看了许久的花想了许多,眼见着色就晚了,晚膳时间要到了,可万俟宸还没来。
她这才百无聊赖的转头去看浅书和浅画,她俩一直低着头聚精会神的做事儿,一个在绣荷包,一个在缝里衣。
秦九坐起身单手支着下巴,“你们绣这东西有意思吗?都绣了快一个时辰了。”
浅书头也没抬,轻笑一声,“娘娘试试不就知道有没有意思了?”
试试?转眸看了看桌上绣篮中已经绣好的一个荷包,秦九撇撇嘴,眨了眨眼眼底忽然亮了亮。
起了身也走到桌边坐下,只道:“那好,我也里试试,你们教教我。”
“……”
浅书和浅画动作都顿住,很是诧异的抬头,浅画将秦九仔细的看了看,“娘娘,您没发烧吧?”

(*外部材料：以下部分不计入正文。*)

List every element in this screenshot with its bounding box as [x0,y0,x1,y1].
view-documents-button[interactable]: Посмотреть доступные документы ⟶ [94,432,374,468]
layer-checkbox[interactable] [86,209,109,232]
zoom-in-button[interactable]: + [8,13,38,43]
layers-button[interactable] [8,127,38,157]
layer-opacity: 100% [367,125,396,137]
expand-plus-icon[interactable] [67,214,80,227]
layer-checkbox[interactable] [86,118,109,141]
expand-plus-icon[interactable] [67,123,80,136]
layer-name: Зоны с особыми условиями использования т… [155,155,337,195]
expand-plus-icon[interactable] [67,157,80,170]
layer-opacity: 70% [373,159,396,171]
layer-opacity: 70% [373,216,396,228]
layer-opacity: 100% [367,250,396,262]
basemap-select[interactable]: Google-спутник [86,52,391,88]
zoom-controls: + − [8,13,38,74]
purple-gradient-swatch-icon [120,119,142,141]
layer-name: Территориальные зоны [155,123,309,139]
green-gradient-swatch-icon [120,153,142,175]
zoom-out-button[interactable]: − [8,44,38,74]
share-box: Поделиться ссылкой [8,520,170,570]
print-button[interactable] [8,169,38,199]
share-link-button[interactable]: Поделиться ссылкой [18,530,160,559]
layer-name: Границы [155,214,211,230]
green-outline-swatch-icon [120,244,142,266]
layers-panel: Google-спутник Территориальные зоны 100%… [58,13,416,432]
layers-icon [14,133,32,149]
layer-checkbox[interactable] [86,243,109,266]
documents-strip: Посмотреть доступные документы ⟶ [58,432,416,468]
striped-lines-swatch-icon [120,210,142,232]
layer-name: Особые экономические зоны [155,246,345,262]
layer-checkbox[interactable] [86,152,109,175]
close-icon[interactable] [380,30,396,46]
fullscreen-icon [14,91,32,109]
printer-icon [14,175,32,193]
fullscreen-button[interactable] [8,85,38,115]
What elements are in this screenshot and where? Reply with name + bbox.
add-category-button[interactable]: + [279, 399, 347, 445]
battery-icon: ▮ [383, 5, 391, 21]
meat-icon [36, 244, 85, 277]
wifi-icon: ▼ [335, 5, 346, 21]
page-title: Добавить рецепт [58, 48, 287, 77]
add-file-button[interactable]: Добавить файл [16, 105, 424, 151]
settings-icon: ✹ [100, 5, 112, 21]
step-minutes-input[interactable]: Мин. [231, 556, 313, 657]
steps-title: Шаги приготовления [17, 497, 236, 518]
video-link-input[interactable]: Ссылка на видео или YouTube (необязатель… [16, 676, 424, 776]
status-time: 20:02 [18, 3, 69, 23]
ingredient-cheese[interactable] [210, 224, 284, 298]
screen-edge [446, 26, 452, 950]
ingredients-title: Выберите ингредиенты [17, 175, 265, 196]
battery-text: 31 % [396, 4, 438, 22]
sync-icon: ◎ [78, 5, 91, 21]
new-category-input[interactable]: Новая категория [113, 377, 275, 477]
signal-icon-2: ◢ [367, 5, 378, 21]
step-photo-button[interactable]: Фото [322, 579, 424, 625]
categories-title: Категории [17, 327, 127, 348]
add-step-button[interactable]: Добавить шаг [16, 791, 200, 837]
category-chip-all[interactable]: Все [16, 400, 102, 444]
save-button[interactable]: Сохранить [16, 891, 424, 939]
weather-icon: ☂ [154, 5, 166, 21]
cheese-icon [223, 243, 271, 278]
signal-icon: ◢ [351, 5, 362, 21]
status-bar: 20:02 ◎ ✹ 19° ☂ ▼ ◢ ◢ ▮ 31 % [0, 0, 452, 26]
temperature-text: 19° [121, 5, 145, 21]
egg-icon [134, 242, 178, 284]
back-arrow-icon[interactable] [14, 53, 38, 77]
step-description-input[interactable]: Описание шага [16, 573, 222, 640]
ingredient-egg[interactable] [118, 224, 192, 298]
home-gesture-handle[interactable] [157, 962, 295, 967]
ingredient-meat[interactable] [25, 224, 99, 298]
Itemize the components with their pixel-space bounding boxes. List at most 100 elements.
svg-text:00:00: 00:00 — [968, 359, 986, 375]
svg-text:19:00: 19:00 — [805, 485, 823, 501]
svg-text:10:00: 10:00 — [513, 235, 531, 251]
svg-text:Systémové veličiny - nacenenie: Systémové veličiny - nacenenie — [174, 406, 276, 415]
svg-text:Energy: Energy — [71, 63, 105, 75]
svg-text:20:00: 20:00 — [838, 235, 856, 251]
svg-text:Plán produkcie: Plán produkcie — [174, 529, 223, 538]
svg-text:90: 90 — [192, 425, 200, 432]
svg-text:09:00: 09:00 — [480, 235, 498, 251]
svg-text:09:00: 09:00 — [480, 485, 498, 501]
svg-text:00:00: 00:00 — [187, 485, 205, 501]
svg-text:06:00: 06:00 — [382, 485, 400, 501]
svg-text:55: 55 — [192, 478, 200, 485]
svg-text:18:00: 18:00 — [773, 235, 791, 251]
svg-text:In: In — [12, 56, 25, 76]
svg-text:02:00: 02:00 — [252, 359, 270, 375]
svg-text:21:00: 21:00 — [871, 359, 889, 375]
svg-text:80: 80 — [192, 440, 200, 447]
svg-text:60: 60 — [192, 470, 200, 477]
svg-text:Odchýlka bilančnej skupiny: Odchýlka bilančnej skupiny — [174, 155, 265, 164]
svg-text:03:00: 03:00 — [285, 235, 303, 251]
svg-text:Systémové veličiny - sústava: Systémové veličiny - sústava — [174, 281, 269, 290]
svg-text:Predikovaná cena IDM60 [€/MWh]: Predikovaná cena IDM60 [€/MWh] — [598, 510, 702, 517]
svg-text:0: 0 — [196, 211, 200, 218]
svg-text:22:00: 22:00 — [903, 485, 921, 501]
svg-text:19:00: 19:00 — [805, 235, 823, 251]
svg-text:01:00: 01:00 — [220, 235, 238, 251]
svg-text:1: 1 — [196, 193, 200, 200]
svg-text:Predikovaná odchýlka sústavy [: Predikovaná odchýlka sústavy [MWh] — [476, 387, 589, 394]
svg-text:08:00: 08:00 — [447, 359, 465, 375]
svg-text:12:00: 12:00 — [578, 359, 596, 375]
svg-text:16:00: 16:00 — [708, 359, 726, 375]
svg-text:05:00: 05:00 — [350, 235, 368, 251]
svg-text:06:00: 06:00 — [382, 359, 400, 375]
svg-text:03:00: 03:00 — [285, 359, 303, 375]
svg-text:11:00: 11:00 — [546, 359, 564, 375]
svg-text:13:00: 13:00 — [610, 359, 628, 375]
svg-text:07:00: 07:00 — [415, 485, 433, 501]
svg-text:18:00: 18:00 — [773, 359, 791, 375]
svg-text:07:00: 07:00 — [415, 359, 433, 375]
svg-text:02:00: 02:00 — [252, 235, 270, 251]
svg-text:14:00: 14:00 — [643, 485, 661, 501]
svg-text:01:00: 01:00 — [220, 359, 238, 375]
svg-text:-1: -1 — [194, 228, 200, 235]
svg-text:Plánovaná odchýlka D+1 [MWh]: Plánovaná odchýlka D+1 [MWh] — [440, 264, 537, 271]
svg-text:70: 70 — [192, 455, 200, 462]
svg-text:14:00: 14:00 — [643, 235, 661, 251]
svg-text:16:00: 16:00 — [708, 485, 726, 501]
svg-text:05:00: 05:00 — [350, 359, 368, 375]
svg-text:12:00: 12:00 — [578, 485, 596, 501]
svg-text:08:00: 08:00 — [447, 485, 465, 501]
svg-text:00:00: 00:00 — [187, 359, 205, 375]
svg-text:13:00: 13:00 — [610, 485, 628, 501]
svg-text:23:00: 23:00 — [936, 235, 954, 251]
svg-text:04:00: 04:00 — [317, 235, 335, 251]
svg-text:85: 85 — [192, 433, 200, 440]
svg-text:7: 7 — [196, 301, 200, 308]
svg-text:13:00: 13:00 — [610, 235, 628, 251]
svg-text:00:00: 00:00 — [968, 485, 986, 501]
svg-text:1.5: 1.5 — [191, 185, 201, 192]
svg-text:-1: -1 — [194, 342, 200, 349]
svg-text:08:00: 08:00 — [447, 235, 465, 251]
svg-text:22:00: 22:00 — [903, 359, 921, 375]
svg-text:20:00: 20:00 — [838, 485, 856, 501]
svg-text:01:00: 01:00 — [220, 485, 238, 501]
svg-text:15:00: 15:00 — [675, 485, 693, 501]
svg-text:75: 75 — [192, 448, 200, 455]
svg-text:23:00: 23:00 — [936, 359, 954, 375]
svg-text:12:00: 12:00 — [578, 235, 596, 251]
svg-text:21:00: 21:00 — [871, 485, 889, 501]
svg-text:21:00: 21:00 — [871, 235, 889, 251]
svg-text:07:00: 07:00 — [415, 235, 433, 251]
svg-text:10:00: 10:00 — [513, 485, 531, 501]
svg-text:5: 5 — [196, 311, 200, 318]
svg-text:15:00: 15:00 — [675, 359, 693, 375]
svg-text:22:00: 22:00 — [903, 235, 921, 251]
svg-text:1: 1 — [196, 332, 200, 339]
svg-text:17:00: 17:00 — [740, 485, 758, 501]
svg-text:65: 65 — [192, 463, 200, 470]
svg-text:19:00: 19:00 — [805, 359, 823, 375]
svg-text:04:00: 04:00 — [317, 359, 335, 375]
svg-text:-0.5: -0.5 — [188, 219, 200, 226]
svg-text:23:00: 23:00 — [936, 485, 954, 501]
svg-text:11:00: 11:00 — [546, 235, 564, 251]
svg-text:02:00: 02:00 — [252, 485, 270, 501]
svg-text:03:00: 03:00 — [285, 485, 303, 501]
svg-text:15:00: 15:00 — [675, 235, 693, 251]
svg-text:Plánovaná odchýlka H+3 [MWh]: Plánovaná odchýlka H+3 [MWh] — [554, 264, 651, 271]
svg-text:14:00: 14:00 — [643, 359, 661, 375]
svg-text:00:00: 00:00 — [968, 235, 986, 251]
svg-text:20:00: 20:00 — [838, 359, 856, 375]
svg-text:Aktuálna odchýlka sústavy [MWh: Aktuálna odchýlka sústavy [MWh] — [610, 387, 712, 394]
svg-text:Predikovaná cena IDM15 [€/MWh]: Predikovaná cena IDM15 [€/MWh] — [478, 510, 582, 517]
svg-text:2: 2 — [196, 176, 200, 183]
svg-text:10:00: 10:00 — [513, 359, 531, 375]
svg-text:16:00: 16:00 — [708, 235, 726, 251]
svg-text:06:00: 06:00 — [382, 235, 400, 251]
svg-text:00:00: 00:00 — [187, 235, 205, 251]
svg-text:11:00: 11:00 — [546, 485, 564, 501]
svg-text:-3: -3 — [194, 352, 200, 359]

就连浅书都点头,“娘娘,您若是不舒服一定要,奴婢替您寻太医来看看。”
秦九面色一僵,抬手,一饶脑袋敲一下,“发烧个头,不舒服个头啊!”
“那……您以往不是最讨厌这些了?怎么突然想要学的?”浅画摸了摸头疑惑的看她一眼。
“额……我太无聊啊!”
秦九一本正经,脸却诡异的红了红,“让你们教就教,问这么多做什么?”
浅书浅画盯着她瞧了两眼,都眼尖的发现了她脸上那两抹浅红。